# How good is the opa2604?



## Zanth

I have the stock opa2604's in my cd player now. I've been reading more and more that folks are actually modding UP to them. I have on had 4 ad8066's that I was going to have installed and was considering the opa627's. Perhaps I don't really need to roll the opamps? Too bad it is not as easy are rolling tubes...


----------



## BPRJam

I really like the 2604. I've only used it in a MINT, but I liked it substantially better than the 2132 and almost as much as the AD8620. I used to have a comparison written up between the 2132 and 2604, but I don't know where it is anymore. I'll try to dig it up sometime soon. Basically, my recollection is that the 2604 kept the characteristic Burr Brown sound, but the soundstage seemed wider and the clarity was higher than the 2132. (But I always thought the 2132 sounded muddy.)

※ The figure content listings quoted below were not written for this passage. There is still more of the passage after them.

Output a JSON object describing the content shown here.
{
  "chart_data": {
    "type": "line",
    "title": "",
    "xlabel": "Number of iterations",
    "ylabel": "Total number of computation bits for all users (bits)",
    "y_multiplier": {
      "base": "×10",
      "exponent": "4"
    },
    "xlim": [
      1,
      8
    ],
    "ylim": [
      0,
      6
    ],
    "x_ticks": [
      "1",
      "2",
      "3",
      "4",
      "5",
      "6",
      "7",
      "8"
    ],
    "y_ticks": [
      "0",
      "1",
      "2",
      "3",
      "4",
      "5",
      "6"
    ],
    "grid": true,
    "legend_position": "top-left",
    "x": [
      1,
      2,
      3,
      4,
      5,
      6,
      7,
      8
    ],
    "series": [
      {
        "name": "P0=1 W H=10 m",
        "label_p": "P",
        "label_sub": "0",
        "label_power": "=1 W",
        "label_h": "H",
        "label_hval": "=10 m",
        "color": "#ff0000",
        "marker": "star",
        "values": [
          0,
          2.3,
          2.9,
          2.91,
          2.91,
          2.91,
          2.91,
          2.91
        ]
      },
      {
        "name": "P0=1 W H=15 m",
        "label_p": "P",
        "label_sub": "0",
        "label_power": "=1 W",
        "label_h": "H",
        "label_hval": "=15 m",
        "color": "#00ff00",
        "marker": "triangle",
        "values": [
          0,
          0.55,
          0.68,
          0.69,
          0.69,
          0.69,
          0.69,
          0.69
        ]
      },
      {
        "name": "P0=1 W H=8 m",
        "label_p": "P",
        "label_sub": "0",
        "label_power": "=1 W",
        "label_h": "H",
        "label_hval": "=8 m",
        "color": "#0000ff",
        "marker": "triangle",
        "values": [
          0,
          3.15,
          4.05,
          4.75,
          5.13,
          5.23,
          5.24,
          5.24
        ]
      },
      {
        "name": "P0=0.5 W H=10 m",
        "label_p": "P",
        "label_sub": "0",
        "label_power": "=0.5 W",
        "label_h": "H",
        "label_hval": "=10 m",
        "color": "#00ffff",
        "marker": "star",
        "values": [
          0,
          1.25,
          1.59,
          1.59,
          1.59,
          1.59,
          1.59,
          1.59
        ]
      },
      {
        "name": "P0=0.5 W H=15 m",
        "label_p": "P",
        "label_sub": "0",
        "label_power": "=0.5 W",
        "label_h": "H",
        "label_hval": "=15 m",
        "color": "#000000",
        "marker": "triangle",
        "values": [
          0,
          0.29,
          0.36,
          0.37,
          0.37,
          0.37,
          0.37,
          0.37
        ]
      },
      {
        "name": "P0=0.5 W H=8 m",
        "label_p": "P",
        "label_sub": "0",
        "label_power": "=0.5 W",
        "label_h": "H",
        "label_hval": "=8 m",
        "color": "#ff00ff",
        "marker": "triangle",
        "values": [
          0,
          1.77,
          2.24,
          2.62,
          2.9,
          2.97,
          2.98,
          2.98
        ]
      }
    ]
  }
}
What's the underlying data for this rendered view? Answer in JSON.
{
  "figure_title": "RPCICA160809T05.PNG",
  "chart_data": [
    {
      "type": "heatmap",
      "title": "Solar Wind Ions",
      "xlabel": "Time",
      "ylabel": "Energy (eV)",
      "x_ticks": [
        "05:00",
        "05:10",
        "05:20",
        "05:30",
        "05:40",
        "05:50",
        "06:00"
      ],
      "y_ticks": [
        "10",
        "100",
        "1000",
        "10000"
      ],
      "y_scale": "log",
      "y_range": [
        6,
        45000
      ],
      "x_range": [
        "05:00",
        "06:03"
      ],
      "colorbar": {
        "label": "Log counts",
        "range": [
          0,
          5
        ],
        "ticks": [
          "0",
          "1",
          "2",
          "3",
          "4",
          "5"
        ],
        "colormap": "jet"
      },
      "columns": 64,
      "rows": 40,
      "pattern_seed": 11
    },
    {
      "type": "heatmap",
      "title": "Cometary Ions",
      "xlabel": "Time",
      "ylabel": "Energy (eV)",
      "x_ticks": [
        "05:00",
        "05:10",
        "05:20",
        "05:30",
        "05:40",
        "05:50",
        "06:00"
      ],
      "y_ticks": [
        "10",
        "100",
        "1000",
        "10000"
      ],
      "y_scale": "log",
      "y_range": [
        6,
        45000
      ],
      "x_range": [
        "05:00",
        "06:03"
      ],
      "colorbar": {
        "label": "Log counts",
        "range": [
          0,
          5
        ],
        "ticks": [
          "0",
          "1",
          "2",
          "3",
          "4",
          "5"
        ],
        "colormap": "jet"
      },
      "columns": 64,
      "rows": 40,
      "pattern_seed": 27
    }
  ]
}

 Behind the 2228, the 2604 is my favorite BB opamp that I have heard (I have yet to hear the 627). The 2227 and 2228 are pretty laid back, like most opa's, but they are revealing and agressive like the 8620. Basically, the 2228, to me at least, is the perfect blend between the BB sound and the AD sound.

 So, to answer your question, you can't get much better than the 2604, IMO.

 BPRJam


----------



## KTpG

I always considered the OPA2604 to be a cheap opamp... so I went with "better" OPA2132, OPA2228, OPA627, OPA637, etc. Out of curiosity, I ordered an OPA2604 as a spare chip along with several other "usual" opamps. I threw it in one of my old buffered amps and was really quite surprised by the sound. To be quite honest, I prefer it to the other opamps I listened to previously, except maybe the OPA627/637... but they cost SOOO much more that it really doesn't matter. Out of curiosity, you might try opamp rolling to see if another one fits your liking better. I suppose I might need to try out the OPA2132 again to see if maybe it wasn't just a fluke that I hadn't listened to headphones in a while and thought the 2604 was amazing because of that. At any rate, the 2604 is a pretty solid little amp, though. I like it... and will probably use it more often in the future.

 One note... Tangent has some notes on opamps on his site.. and I think one of his comments about the 2604 was that it needs a little higher voltage than 2132, etc. to sound just right... not sure, though. I am running on +/-9V right now with good results.


----------



## xtreme4099

i personally like the LT1022 and LT1028 for my amp, im using the ad8620 on my toshiba dvd player instead of the opa2604, its just a more accurate sounding opamp for my source.


----------



## Zanth

Thanks for the input guys. Since I have the ad8066s on hand and it is a plug n' play thing...I'll give it a whirl.


----------